People would be amazed at how nice some native stuff looks after a pruning.

But I don't want to hijack this thread so back to screen plants.


----------



## S Mc (May 20, 2010)

Aim, I don't feel you hijacked the thread. I thought you had some very good feedback on the use of native plants in achieving a specific goal.

Sylvia


----------



## scotthnelson (May 20, 2010)

*Satsuma Citrus*

My satsuma tree flowers each year but never produces fruit. It is about 15 feet tall and blooms on the lower half of the tree only. Any suggestions?


----------



## S Mc (May 21, 2010)

scotthnelson said:


> My satsuma tree flowers each year but never produces fruit. It is about 15 feet tall and blooms on the lower half of the tree only. Any suggestions?



Scott, welcome to the site. Unfortunately, this would be termed hijacking a thread. Perhaps you can start a thread of your own with this question. I would enter it in the Plant Health forum.

Look forward to seeing it over there.

Sylvia


----------



## AIM (May 26, 2010)

Well bassmaster what did you come up with?
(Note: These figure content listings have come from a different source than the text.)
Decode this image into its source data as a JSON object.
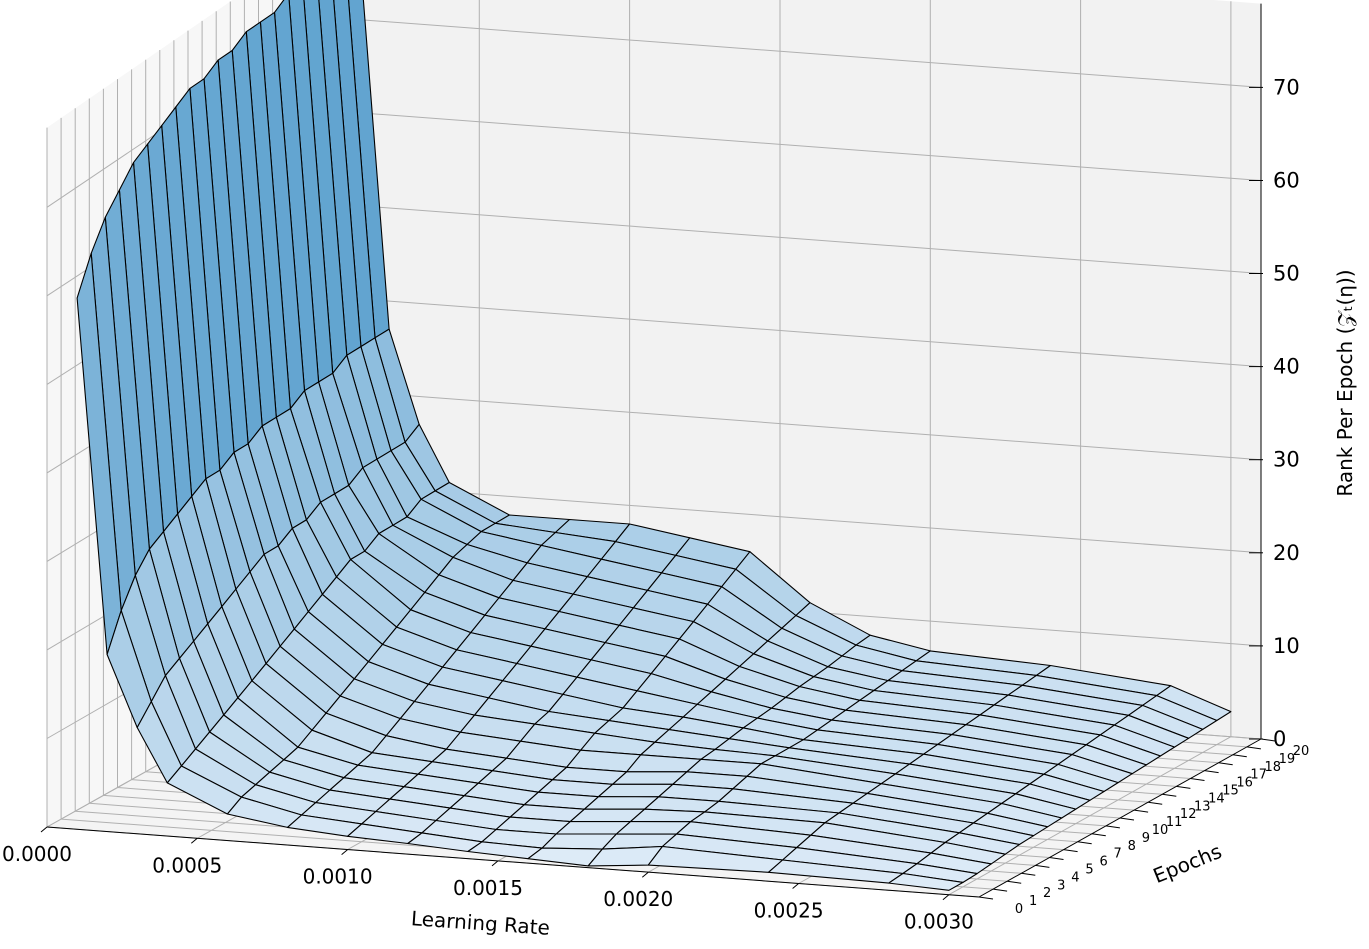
{
  "chart_data": {
    "type": "surface3d",
    "title": "",
    "xlabel": "Learning Rate",
    "ylabel": "Epochs",
    "zlabel": "Rank Per Epoch (𝒵ₜ(η))",
    "x_ticks": [
      0.0,
      0.0005,
      0.001,
      0.0015,
      0.002,
      0.0025,
      0.003
    ],
    "x_tick_labels": [
      "0.0000",
      "0.0005",
      "0.0010",
      "0.0015",
      "0.0020",
      "0.0025",
      "0.0030"
    ],
    "y_ticks": [
      0,
      1,
      2,
      3,
      4,
      5,
      6,
      7,
      8,
      9,
      10,
      11,
      12,
      13,
      14,
      15,
      16,
      17,
      18,
      19,
      20
    ],
    "y_tick_labels": [
      "0",
      "1",
      "2",
      "3",
      "4",
      "5",
      "6",
      "7",
      "8",
      "9",
      "10",
      "11",
      "12",
      "13",
      "14",
      "15",
      "16",
      "17",
      "18",
      "19",
      "20"
    ],
    "z_ticks": [
      0,
      10,
      20,
      30,
      40,
      50,
      60,
      70
    ],
    "z_tick_labels": [
      "0",
      "10",
      "20",
      "30",
      "40",
      "50",
      "60",
      "70"
    ],
    "xlim": [
      0.0,
      0.0031
    ],
    "ylim": [
      0,
      20
    ],
    "zlim": [
      0,
      79
    ],
    "grid": true,
    "colormap": "Blues",
    "edge_color": "#000000",
    "x": [
      0.0001,
      0.0002,
      0.0003,
      0.0004,
      0.0006,
      0.0008,
      0.001,
      0.0012,
      0.0014,
      0.0016,
      0.0018,
      0.002,
      0.0024,
      0.0028,
      0.003
    ],
    "z": [
      [
        60,
        20,
        12,
        6,
        3,
        2,
        1.5,
        1.2,
        0.8,
        0.5,
        0.2,
        0.8,
        1.0,
        0.8,
        0.5
      ],
      [
        64,
        24,
        14,
        7,
        4,
        2.5,
        2,
        1.5,
        1,
        0.8,
        1.2,
        2,
        1.5,
        1,
        0.5
      ],
      [
        67,
        27,
        16,
        8,
        4.5,
        3,
        2.5,
        2,
        1.5,
        1.5,
        2,
        2.5,
        2,
        1.2,
        0.6
      ],
      [
        69,
        29,
        17,
        9,
        5,
        3.5,
        3,
        2.5,
        2,
        2,
        2.5,
        3,
        2.5,
        1.5,
        0.8
      ],
      [
        71,
        30,
        18,
        10,
        5.5,
        4,
        3.5,
        3,
        2.5,
        2.5,
        3,
        3.2,
        3,
        1.8,
        1
      ],
      [
        72,
        31,
        19,
        11,
        6,
        4.5,
        4,
        3.5,
        3,
        3,
        3.5,
        3.5,
        3.2,
        2,
        1.2
      ],
      [
        73,
        32,
        20,
        12,
        7,
        5,
        4.5,
        4,
        3.5,
        3.5,
        4,
        4,
        3.4,
        2.2,
        1.3
      ],
      [
        74,
        33,
        21,
        13,
        8,
        6,
        5,
        4.5,
        4,
        4,
        4.5,
        4.5,
        3.6,
        2.4,
        1.4
      ],
      [
        75,
        33,
        22,
        14,
        9,
        7,
        6,
        5.5,
        5,
        5,
        5,
        5,
        3.8,
        2.6,
        1.5
      ],
      [
        75,
        34,
        23,
        15,
        10,
        8,
        7,
        6.5,
        6,
        5.5,
        5.2,
        5,
        4,
        2.8,
        1.6
      ],
      [
        76,
        34,
        23,
        16,
        11,
        9,
        8,
        7,
        6.5,
        6,
        5.5,
        5,
        4.2,
        3,
        1.7
      ],
      [
        76,
        35,
        24,
        17,
        12,
        10,
        9,
        8,
        7,
        6.5,
        5.8,
        5,
        4.4,
        3.2,
        1.8
      ],
      [
        77,
        35,
        24,
        18,
        13,
        11,
        10,
        9,
        8,
        7,
        6,
        5.2,
        4.6,
        3.4,
        1.9
      ],
      [
        77,
        35,
        25,
        19,
        14,
        12,
        11,
        10,
        9,
        7.5,
        6.2,
        5.4,
        4.8,
        3.6,
        2
      ],
      [
        77,
        36,
        25,
        19,
        15,
        13,
        12,
        11,
        10,
        8,
        6.5,
        5.6,
        5,
        3.8,
        2.1
      ],
      [
        78,
        36,
        25,
        20,
        16,
        14,
        13,
        12,
        11,
        8.5,
        6.8,
        5.8,
        5.2,
        4,
        2.2
      ],
      [
        78,
        36,
        26,
        20,
        17,
        15,
        14,
        13,
        12,
        9,
        7,
        6,
        5.4,
        4.2,
        2.3
      ],
      [
        78,
        37,
        26,
        20,
        17.5,
        16,
        15,
        14,
        13,
        9.5,
        7.2,
        6.2,
        5.6,
        4.4,
        2.4
      ],
      [
        78,
        37,
        26,
        21,
        18,
        17,
        16,
        15,
        14,
        10,
        7.5,
        6.4,
        5.8,
        4.6,
        2.5
      ],
      [
        78,
        37,
        26,
        21,
        18,
        17.5,
        17,
        16,
        15,
        10.5,
        7.8,
        6.6,
        6,
        4.8,
        2.6
      ],
      [
        78,
        37,
        27,
        21,
        18,
        18,
        18,
        17,
        16,
        11,
        8,
        6.8,
        6.2,
        5,
        2.7
      ]
    ]
  }
}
If the hybrid willows would grow well in west virginia I would probably look hard at them.
Cheap/ astonishing growth rate/ hard to kill.
Buying these "bare root" is pretty inexpensive. Fast to plant being so small, and in about 3-4 years your neighbor would be a thing of the past.

Burgess nursery has them for $28 for 20 trees.
http://www.eburgess.com/detail.asp?pid=7287&nav=tre

I doubt you'll be disappointed with them.


----------



## bassmaster17327 (May 26, 2010)

I decided to try the hybrid willows, i ordered some off ebay just becasue i needed them by friday to take to west virginia with me. Hopefully they are good quality, none of the nurseries could get them to me in time. I bought 24 of them, i might order some hybrid poplar to plant the next trip and see if one does better than the other


----------